WorldCom Inc. took a major step Friday toward emerging from bankruptcy, filing restated financial results in which it acknowledged overstating pretax profits by a remarkable $74.4 billion during two years.
Most of that comes from recognizing that various assets were worth nearly $60 billion less than previously calculated.
Although immense, those sorts of writedowns are legitimate accounting transactions that occur frequently across corporate America.
But WorldCom’s restatement for 2000 and 2001 also includes at least $10.6 billion of wiped-out profits that the firm attributed to accounting “errors” as well as “improper” and “inappropriate” accounting.
“The numbers are stunning. It’s amazing what those guys did way back when,” said Thomas Mullen, a WorldCom bondholder and general partner at hedge fund TWM Capital.
In court documents, the total amount of overstated profits as a result of the nation’s largest accounting scandal have been put at roughly $11 billion dating to 1999.
Without admitting or denying guilt, WorldCom agreed last year to pay $750 million in cash and stock to settle federal regulators’ charges that it engaged in improper accounting to overstate profits.
For the long-distance giant, which is changing its name to MCI, the restatement is a key step to putting its past behind it.
“This filing culminates the largest and most complex financial restatement ever undertaken,” WorldCom Chief Financial Officer Bob Blakely said in a statement. “It is one of the last remaining milestones on our path to emerge from Chapter 11 protection.”
Spokeswoman Brittany Hoff said the company’s final major hurdle is filing its 10-K annual report for 2003, which is eagerly anticipated by Wall Street to shed light on current performance.
Hoff said it likely will be filed close to WorldCom’s emergence from bankruptcy, which is anticipated to happen next month.
Although Wall Street quickly dismissed Friday’s report as covering ancient history, it is historical nonetheless. The $74.4 billion is by far the largest restatement in U.S. history.

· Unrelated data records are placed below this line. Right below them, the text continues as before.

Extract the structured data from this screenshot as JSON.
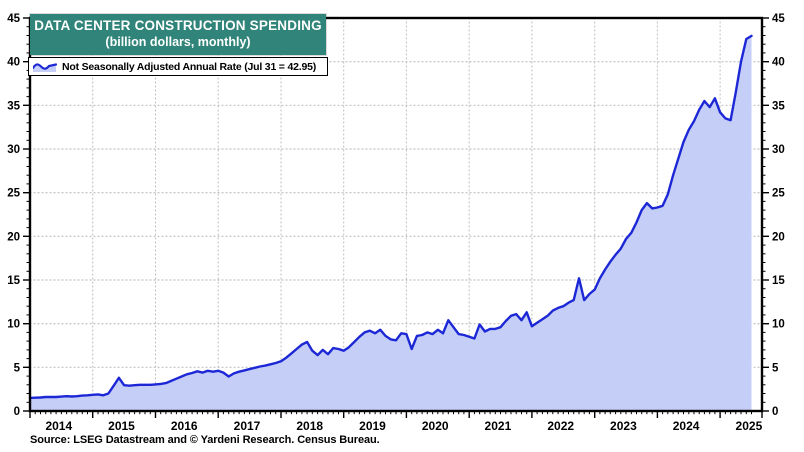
{
  "header": {
    "title": "DATA CENTER CONSTRUCTION SPENDING",
    "subtitle": "(billion dollars, monthly)",
    "title_bg_color": "#31847A",
    "title_text_color": "#FFFFFF"
  },
  "legend": {
    "label": "Not Seasonally Adjusted Annual Rate (Jul 31 = 42.95)",
    "last_point_note": "Jul 31 = 42.95"
  },
  "footer": {
    "source": "Source: LSEG Datastream and © Yardeni Research. Census Bureau."
  },
  "chart_data": {
    "type": "area",
    "title": "DATA CENTER CONSTRUCTION SPENDING",
    "subtitle": "(billion dollars, monthly)",
    "unit": "billion dollars, annual rate",
    "x_start": "2014-01",
    "x_end": "2025-07",
    "x_tick_years": [
      2014,
      2015,
      2016,
      2017,
      2018,
      2019,
      2020,
      2021,
      2022,
      2023,
      2024,
      2025
    ],
    "y_ticks": [
      0,
      5,
      10,
      15,
      20,
      25,
      30,
      35,
      40,
      45
    ],
    "ylim": [
      0,
      45
    ],
    "y_minor_step": 1,
    "grid": "dotted",
    "grid_color": "#bfbfbf",
    "legend_position": "top-left",
    "series": [
      {
        "name": "Not Seasonally Adjusted Annual Rate",
        "line_color": "#1c27d6",
        "fill_color": "#c5cef7",
        "last_value": 42.95,
        "values_by_year": {
          "2014": [
            1.5,
            1.52,
            1.55,
            1.6,
            1.62,
            1.6,
            1.65,
            1.7,
            1.66,
            1.7,
            1.76,
            1.8
          ],
          "2015": [
            1.85,
            1.9,
            1.8,
            2.0,
            2.9,
            3.8,
            2.95,
            2.9,
            2.95,
            3.0,
            3.0,
            3.0
          ],
          "2016": [
            3.05,
            3.1,
            3.2,
            3.45,
            3.7,
            3.95,
            4.2,
            4.35,
            4.55,
            4.4,
            4.6,
            4.5
          ],
          "2017": [
            4.6,
            4.4,
            3.95,
            4.3,
            4.5,
            4.65,
            4.8,
            4.95,
            5.1,
            5.2,
            5.35,
            5.5
          ],
          "2018": [
            5.7,
            6.1,
            6.6,
            7.1,
            7.6,
            7.9,
            6.9,
            6.4,
            7.0,
            6.5,
            7.2,
            7.1
          ],
          "2019": [
            6.9,
            7.3,
            7.9,
            8.5,
            9.0,
            9.2,
            8.9,
            9.3,
            8.6,
            8.2,
            8.1,
            8.9
          ],
          "2020": [
            8.8,
            7.1,
            8.6,
            8.7,
            9.0,
            8.8,
            9.3,
            8.9,
            10.4,
            9.6,
            8.8,
            8.7
          ],
          "2021": [
            8.5,
            8.3,
            9.9,
            9.1,
            9.4,
            9.4,
            9.6,
            10.3,
            10.9,
            11.1,
            10.4,
            11.3
          ],
          "2022": [
            9.7,
            10.1,
            10.5,
            10.9,
            11.5,
            11.8,
            12.0,
            12.4,
            12.7,
            15.2,
            12.7,
            13.4
          ],
          "2023": [
            13.9,
            15.2,
            16.2,
            17.1,
            17.9,
            18.6,
            19.7,
            20.4,
            21.6,
            23.0,
            23.8,
            23.2
          ],
          "2024": [
            23.3,
            23.5,
            24.8,
            27.0,
            28.9,
            30.8,
            32.2,
            33.2,
            34.5,
            35.5,
            34.8,
            35.8
          ],
          "2025": [
            34.2,
            33.5,
            33.3,
            36.5,
            40.0,
            42.6,
            42.95
          ]
        }
      }
    ]
  }
}
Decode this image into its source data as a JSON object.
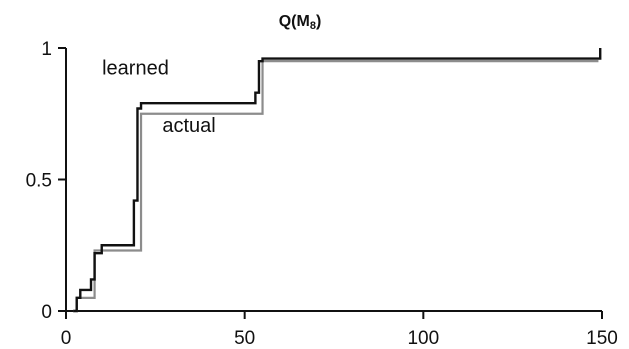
{
  "chart_data": {
    "type": "line",
    "title": {
      "main": "Q(M",
      "subscript": "8",
      "close": ")"
    },
    "xlabel": "",
    "ylabel": "",
    "xlim": [
      0,
      150
    ],
    "ylim": [
      0,
      1
    ],
    "x_ticks": [
      0,
      50,
      100,
      150
    ],
    "x_tick_labels": [
      "0",
      "50",
      "100",
      "150"
    ],
    "y_ticks": [
      0,
      0.5,
      1
    ],
    "y_tick_labels": [
      "0",
      "0.5",
      "1"
    ],
    "grid": false,
    "annotations": [
      {
        "text": "learned",
        "series": "learned",
        "x": 20,
        "y": 0.9
      },
      {
        "text": "actual",
        "series": "actual",
        "x": 35,
        "y": 0.68
      }
    ],
    "series": [
      {
        "name": "actual",
        "color": "#8c8c8c",
        "step": true,
        "x": [
          2,
          3,
          7,
          8,
          20,
          21,
          54,
          55,
          149
        ],
        "y": [
          0,
          0.05,
          0.05,
          0.23,
          0.23,
          0.75,
          0.75,
          0.95,
          0.95
        ]
      },
      {
        "name": "learned",
        "color": "#111111",
        "step": true,
        "x": [
          2,
          3,
          4,
          6,
          7,
          8,
          10,
          19,
          20,
          21,
          53,
          54,
          55,
          149,
          149.5
        ],
        "y": [
          0,
          0.05,
          0.08,
          0.08,
          0.12,
          0.22,
          0.25,
          0.42,
          0.77,
          0.79,
          0.83,
          0.95,
          0.96,
          0.96,
          1.0
        ]
      }
    ]
  }
}
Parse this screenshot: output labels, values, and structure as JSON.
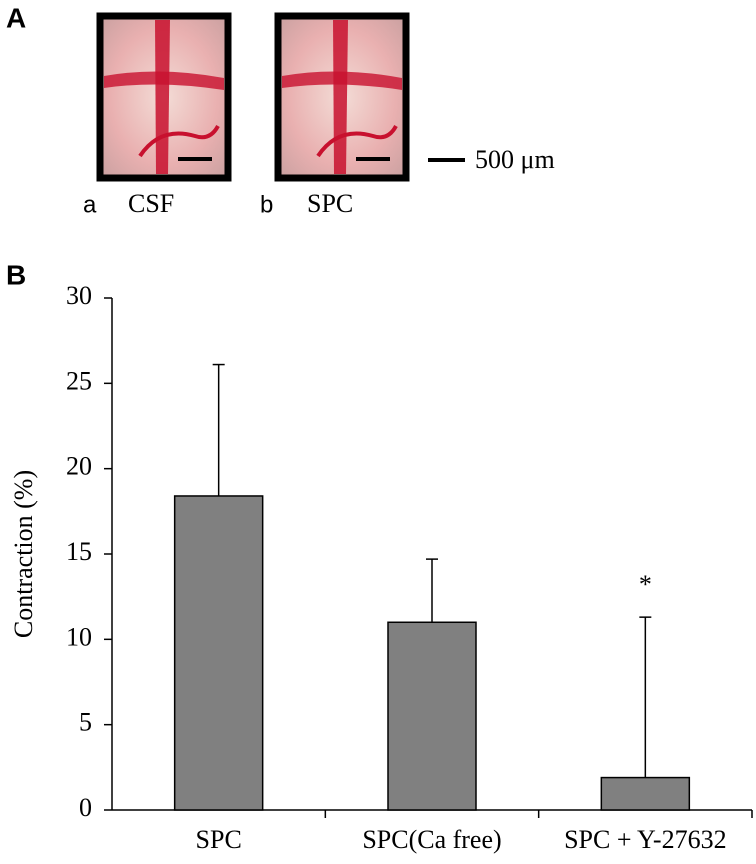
{
  "panel_a": {
    "label": "A",
    "images": [
      {
        "letter": "a",
        "caption": "CSF"
      },
      {
        "letter": "b",
        "caption": "SPC"
      }
    ],
    "scale_bar": "500 μm"
  },
  "panel_b_label": "B",
  "chart_data": {
    "type": "bar",
    "y_label": "Contraction (%)",
    "categories": [
      "SPC",
      "SPC(Ca free)",
      "SPC + Y-27632"
    ],
    "values": [
      18.4,
      11.0,
      1.9
    ],
    "errors": [
      7.7,
      3.7,
      9.4
    ],
    "significance": [
      null,
      null,
      "*"
    ],
    "color": "#808080",
    "ylim": [
      0,
      30
    ],
    "yticks": [
      0,
      5,
      10,
      15,
      20,
      25,
      30
    ],
    "grid": false
  }
}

In fact, just under $5.5 billion in combined pretax profits were wiped out by three of the other largest restatements ever–at Rite Aid Corp., Waste Management Inc. and Xerox Corp.
In filing its restatement, WorldCom also released audited 2002 results for the first time, posting a net loss of $9.2 billion on revenue of $32.2 billion.
Revenue was down more than 14 percent from the restated 2001 level, but the net loss shrank from $15.6 billion.
WorldCom also disclosed that it paid auditor KPMG, which replaced Andersen in May 2002, more than $143 million to audit 2002 and the restated 2000 and 2001 results.
In contrast, it said Andersen was paid $4.4 million to audit original 2001 results.
Blakely said the amount of the restatements was “substantial,” but stressed “they do not have any impact on our current substantial liquidity position.”
WorldCom, he said, had roughly $6 billion in cash at the end of the year, though Hoff said it has yet to pay the $500 million cash portion of the settlement with the Securities and Exchange Commission.
Separately on Friday, Oklahoma Atty. Gen. Drew Edmondson settled his criminal fraud case against WorldCom in exchange for its cooperation in prosecutions of former executives.
Oklahoma has charges pending against six former company officials, including former Chief Executive Bernard Ebbers, who also has pleaded not guilty to federal fraud charges.
As part of the settlement with Oklahoma, the company also agreed to add 1,600 jobs in the state over 10 years, with an average annual salary of $35,000 a year, Edmondson said.